When you take out a loan for a car, charge something to your credit card, or get a personal line of credit, there is going to be an interest rate that applies to your loan.

A lot of different factors go into what you will be charged, including your own personal credit score. But even those with flawless credit still see a minimum charge that they can't get around. That all goes back to the Federal Funds Rate.

One thing consumers rarely realize is that all of our banks are lending money to each other every night. Banks are legally required to maintain a certain percentage of their deposits in non-interest-bearing accounts at the Federal Reserve to ensure they have enough money to cover any withdrawals that may unexpectedly come up. However, deposits can fluctuate and it's very common for some banks to exceed the requirement on certain days while some fall short. In cases like this, banks actually lend each other money to ensure they meet the minimum balance. It's a bit hard to imagine these multibillion-dollar financial institutions needing to borrow money to tide them over for a bit, but it happens every single night at the Federal Reserve. It's also a nice deal for those with balances above the reserve balance requirement to earn a bit of money with cash that would normally just be sitting there.

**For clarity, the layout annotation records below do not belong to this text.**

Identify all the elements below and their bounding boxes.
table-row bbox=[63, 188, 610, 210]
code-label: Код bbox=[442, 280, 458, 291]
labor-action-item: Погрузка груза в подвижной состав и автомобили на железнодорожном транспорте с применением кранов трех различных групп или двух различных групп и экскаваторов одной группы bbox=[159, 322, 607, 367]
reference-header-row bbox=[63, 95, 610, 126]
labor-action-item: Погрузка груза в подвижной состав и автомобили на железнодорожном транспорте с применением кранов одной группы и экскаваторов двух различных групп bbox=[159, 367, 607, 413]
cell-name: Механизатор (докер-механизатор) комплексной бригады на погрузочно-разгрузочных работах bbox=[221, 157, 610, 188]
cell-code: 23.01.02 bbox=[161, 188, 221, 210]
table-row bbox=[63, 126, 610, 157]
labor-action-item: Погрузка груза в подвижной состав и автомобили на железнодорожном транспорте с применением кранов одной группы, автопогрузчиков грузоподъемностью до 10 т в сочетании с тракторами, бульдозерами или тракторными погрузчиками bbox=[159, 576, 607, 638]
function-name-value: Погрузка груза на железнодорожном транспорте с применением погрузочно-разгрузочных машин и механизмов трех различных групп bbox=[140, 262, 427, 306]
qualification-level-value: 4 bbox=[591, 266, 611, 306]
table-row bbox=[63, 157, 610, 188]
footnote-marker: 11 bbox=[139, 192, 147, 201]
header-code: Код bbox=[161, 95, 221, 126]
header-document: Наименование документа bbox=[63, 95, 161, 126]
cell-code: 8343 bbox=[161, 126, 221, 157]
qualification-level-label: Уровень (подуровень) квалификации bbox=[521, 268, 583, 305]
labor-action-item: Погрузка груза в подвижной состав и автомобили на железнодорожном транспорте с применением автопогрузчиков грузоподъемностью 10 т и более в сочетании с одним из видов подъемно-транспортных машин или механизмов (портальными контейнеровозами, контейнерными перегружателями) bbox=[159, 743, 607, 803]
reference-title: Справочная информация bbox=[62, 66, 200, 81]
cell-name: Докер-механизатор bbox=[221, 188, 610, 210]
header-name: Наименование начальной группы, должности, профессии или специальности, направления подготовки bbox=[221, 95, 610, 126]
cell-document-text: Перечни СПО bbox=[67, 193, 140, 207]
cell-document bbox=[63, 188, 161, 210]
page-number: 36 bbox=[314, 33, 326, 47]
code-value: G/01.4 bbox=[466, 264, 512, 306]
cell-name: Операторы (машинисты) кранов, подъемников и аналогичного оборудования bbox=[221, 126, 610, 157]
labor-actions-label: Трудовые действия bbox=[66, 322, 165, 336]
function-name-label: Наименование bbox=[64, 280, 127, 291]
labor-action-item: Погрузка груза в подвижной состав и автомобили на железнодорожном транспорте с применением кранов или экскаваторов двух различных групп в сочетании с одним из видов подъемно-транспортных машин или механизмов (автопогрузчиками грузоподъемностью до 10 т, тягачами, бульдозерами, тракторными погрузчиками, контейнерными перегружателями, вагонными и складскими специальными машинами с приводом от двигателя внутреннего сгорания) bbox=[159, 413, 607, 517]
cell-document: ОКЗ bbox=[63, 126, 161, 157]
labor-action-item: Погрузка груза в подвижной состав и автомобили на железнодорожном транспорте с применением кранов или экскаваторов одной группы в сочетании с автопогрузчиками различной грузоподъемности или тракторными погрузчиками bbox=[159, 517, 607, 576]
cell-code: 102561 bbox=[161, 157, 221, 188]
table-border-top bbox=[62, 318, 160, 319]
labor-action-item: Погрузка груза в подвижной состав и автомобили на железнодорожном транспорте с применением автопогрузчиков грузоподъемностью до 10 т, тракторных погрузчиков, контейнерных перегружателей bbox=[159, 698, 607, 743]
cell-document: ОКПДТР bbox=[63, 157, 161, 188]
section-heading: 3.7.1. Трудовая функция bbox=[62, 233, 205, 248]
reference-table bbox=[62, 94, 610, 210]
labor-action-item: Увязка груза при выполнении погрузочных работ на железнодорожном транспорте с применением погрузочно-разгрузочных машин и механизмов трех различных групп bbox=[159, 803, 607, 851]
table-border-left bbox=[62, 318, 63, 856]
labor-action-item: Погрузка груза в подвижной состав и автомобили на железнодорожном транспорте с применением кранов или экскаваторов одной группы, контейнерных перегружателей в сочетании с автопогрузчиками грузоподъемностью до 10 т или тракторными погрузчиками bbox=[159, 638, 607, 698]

The Federal Reserve The Federal Reserve


The exact interest rate the banks will charge each other is a matter of negotiation between them, but the Federal Open Market Committee (FOMC) (the arm of the Federal Reserve that sets monetary policy) meets eight times a year to set a target rate. They evaluate a multitude of economic indicators including unemployment, inflation, and consumer confidence to decide the best rate to keep the country in business. The weighted average of all interest rates across these interbank loans is the effective federal funds rate.

This rate has a huge impact on the economy overall as well as your personal finances. The federal funds rate is essentially the cheapest money available to a bank and that feeds into all of the other loans they make. Banks will add a slight upcharge to the rate set by the Fed to determine what is the lowest interest that they will announce for their most creditworthy customers, also known as the prime rate. If you have a variable interest rate loan (very common with credit cards and some student loans), it's likely that the interest rate you pay is a set percentage on top of that prime rate that your lender is paying. That's why in times of low interest rates (it was set at 0% during the Great Recession), a lot of borrowers should go for fixed interest rate loans that won't increase. However, if the federal funds rate was relatively high (it went up to 20% in the early 1980's), a variable interest rate loan may be a better decision as you would be charged less interest should the rate drop without the need to refinance.

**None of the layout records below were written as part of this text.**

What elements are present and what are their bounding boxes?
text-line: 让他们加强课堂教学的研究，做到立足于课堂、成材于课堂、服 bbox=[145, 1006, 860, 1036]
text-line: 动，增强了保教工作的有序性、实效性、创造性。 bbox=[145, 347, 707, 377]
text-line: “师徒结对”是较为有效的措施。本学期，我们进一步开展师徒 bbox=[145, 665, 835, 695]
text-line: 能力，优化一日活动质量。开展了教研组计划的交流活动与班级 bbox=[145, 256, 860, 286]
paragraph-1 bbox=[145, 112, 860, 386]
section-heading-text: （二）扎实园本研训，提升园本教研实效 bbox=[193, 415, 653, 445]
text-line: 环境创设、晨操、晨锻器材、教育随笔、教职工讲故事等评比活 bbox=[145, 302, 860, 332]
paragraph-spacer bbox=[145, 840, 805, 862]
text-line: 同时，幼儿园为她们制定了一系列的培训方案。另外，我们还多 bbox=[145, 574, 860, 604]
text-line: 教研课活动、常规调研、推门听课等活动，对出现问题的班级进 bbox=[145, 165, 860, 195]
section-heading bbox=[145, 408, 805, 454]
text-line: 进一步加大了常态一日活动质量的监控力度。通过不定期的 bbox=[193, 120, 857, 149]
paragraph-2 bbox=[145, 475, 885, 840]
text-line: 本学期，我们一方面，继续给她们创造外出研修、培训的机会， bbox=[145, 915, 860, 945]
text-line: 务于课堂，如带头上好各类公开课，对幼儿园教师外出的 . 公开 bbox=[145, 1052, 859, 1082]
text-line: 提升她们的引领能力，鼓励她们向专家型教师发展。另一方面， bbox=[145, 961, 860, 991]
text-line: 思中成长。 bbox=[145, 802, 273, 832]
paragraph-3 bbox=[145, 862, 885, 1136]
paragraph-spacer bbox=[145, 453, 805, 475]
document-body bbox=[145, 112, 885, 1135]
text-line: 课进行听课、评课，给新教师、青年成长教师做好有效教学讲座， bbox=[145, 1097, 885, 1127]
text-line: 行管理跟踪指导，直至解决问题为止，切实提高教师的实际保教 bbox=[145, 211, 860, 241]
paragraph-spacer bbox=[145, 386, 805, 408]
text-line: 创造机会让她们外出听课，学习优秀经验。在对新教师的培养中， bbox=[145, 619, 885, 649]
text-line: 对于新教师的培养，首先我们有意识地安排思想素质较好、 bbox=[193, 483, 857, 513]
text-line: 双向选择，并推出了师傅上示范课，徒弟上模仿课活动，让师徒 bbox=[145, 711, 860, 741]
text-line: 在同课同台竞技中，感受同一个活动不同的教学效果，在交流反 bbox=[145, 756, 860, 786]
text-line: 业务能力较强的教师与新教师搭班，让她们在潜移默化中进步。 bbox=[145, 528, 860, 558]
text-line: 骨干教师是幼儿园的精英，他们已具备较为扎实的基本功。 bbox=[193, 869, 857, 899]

The federal funds rate also has a major impact on your investment portfolio. The stock market reacts very strongly to any changes in interest rates from the Federal Reserve, as a lower rate makes it cheaper for companies to borrow and reinvest while a higher rate may restrict capital and slow short-term growth. If you have a significant portion of your investments in equities, a small change in the federal funds rate can have a large impact on your net worth.